Dafür aber umso mehr Reaktionen beim Tourauftakt in Leipzig. 12.000 Menschen wollen Lindemann sehen. Das Stadion im Leipziger Westen ist ausverkauft, die Stimmung bei den aus dem ganzen Umland angereisten Fans ist prächtig und man will das eigentlich kaum mehr schreiben, weil es ja sowieso schon von Klischees nur so wimmelt, aber es ist nunmal wirklich so: Dort, wo sich die Rammstein-Fans sammeln, riecht die Luft nach Bier.
Bei den Rammstein-Gegnern duftet es nach Kuchen, den man für einen Soli-Betrag erwerben kann. Von ihnen sind etwa 700 Menschen gekommen. Und obwohl die "Omas gegen Rechts" im Vorfeld ankündigten, man wolle den Rammstein-Fans einen möglichst ungemütlichem Empfang bereiten, ist es eigentlich eine sehr freundliche Stimmung in Leipzig, fast ein kleines linkes Volksfest. Auf der Bühne wird gesungen und das Publikum klatscht.
"Wir sind hier, weil wir den Frauen zeigen wollen: Wir glauben euch"
Dabei ist ja noch etwas anders, als bei den vorigen Protesten gegen Konzerte mit Till Lindemann, wie sie im Sommer allerorts stattfanden: Inzwischen hat die Staatsanwaltschaft die Ermittlungen gegen den Sänger eingestellt.

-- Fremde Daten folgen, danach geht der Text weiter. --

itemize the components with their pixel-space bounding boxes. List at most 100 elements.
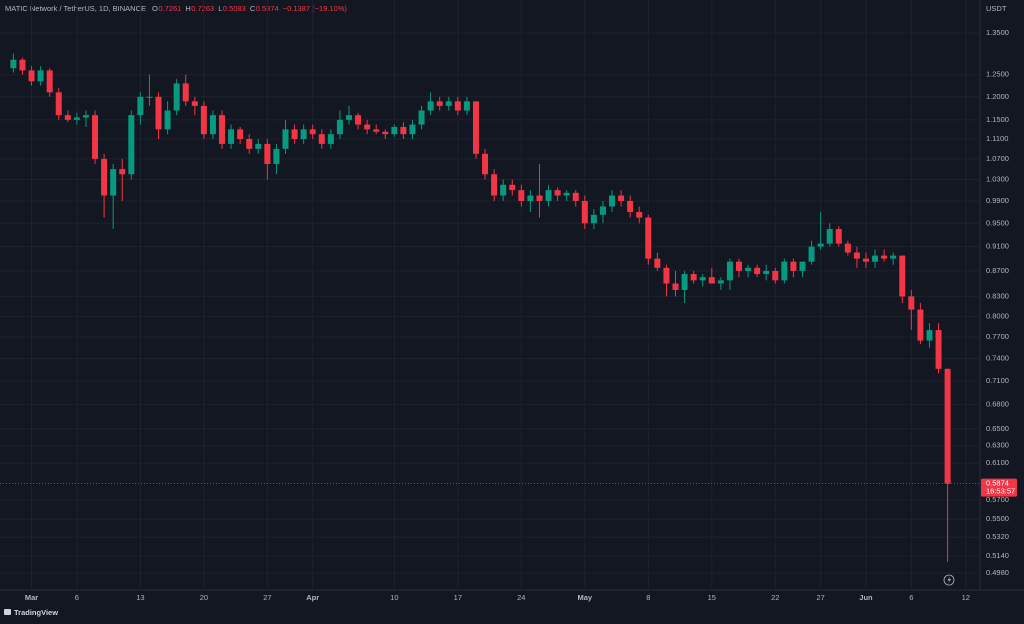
candle-body [309, 129, 316, 135]
candle-body [282, 129, 289, 149]
y-tick-label: 0.9500 [986, 218, 1009, 227]
y-tick-label: 0.6300 [986, 441, 1009, 450]
candles [10, 53, 951, 562]
candle-body [545, 190, 552, 201]
candle-body [917, 309, 924, 341]
x-tick-label: 6 [75, 593, 79, 602]
candle-body [745, 267, 752, 271]
candle-body [173, 83, 180, 111]
candle-body [345, 115, 352, 120]
ohlc-key: C [250, 4, 256, 13]
countdown-label: 16:53:57 [986, 487, 1015, 496]
candle-body [817, 243, 824, 247]
candle-body [772, 270, 779, 281]
y-tick-label: 0.6500 [986, 424, 1009, 433]
candle-body [191, 101, 198, 106]
candle-body [908, 296, 915, 310]
x-tick-label: 8 [646, 593, 650, 602]
candle-body [609, 195, 616, 207]
candle-body [681, 274, 688, 290]
candle-body [146, 96, 153, 98]
ohlc-key: L [218, 4, 222, 13]
candle-body [454, 101, 461, 111]
candle-body [318, 134, 325, 144]
lightning-button[interactable] [943, 574, 955, 586]
candle-body [182, 83, 189, 102]
candle-body [327, 134, 334, 144]
candle-body [645, 217, 652, 259]
y-tick-label: 1.3500 [986, 28, 1009, 37]
x-tick-label: 10 [390, 593, 398, 602]
candle-body [627, 200, 634, 213]
x-tick-label: 17 [454, 593, 462, 602]
y-tick-label: 1.1100 [986, 134, 1008, 143]
candle-body [717, 280, 724, 284]
candle-body [137, 96, 144, 116]
x-tick-label: 22 [771, 593, 779, 602]
candle-body [255, 143, 262, 149]
ohlc-value: 0.5083 [223, 4, 246, 13]
candle-body [599, 206, 606, 215]
candle-body [10, 59, 17, 69]
candle-body [92, 115, 99, 159]
candle-body [128, 115, 135, 175]
candle-body [872, 255, 879, 262]
candle-body [944, 368, 951, 484]
x-tick-label: Mar [25, 593, 38, 602]
candle-body [491, 174, 498, 196]
last-price-label: 0.5874 [986, 479, 1009, 488]
candle-body [391, 126, 398, 135]
ohlc-key: O [152, 4, 158, 13]
ohlc-value: 0.7261 [158, 4, 181, 13]
x-tick-label: 20 [200, 593, 208, 602]
candle-body [853, 252, 860, 259]
candle-body [19, 59, 26, 71]
candle-body [355, 115, 362, 125]
candle-body [436, 101, 443, 106]
x-tick-label: Jun [859, 593, 873, 602]
x-tick-label: 24 [517, 593, 525, 602]
candle-body [82, 115, 89, 118]
candle-body [699, 277, 706, 281]
candle-body [155, 96, 162, 130]
lightning-circle[interactable] [943, 574, 955, 586]
brand-name: TradingView [14, 608, 58, 617]
candle-body [554, 190, 561, 196]
ohlc-key: H [185, 4, 190, 13]
candle-body [527, 195, 534, 201]
y-tick-label: 1.1500 [986, 115, 1009, 124]
x-tick-label: Apr [306, 593, 319, 602]
candle-body [400, 126, 407, 135]
lightning-icon[interactable] [947, 576, 952, 584]
candle-body [708, 277, 715, 284]
y-tick-label: 0.4980 [986, 568, 1009, 577]
candle-body [246, 139, 253, 149]
candle-body [110, 169, 117, 196]
x-tick-label: May [578, 593, 593, 602]
candle-body [690, 274, 697, 281]
candle-body [636, 212, 643, 218]
change-label: −0.1387 (−19.10%) [283, 4, 348, 13]
candle-body [46, 70, 53, 93]
candle-body [64, 115, 71, 120]
candle-body [119, 169, 126, 175]
y-tick-label: 0.7700 [986, 332, 1009, 341]
candle-body [672, 283, 679, 290]
ohlc-value: 0.7263 [191, 4, 214, 13]
candle-body [55, 92, 62, 116]
candle-body [300, 129, 307, 140]
y-tick-label: 0.9900 [986, 196, 1009, 205]
candle-body [754, 267, 761, 275]
y-tick-label: 1.2000 [986, 92, 1009, 101]
candle-body [654, 258, 661, 268]
y-tick-label: 0.8000 [986, 311, 1009, 320]
y-tick-label: 0.5140 [986, 551, 1009, 560]
candle-body [572, 192, 579, 201]
candle-body [781, 261, 788, 281]
candle-body [881, 255, 888, 259]
grid [0, 0, 980, 590]
x-tick-label: 15 [708, 593, 716, 602]
y-tick-label: 0.5700 [986, 495, 1009, 504]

Ändert das die Sicht der Protestierenden?
"Entgegen der landläufigen Meinung kommt das nicht einem Freispruch gleich", sagt eine Person vom "Fem Streik-Bündnis", einer feministischen Gruppe aus Leipzig. Es bedeute nur, dass die Staatsanwaltschaft keine Taten beweisen könne. "Wir sind hier, weil wir den Frauen zeigen wollen: Wir glauben euch", sagt die Rednerin und die Umstehenden applaudieren.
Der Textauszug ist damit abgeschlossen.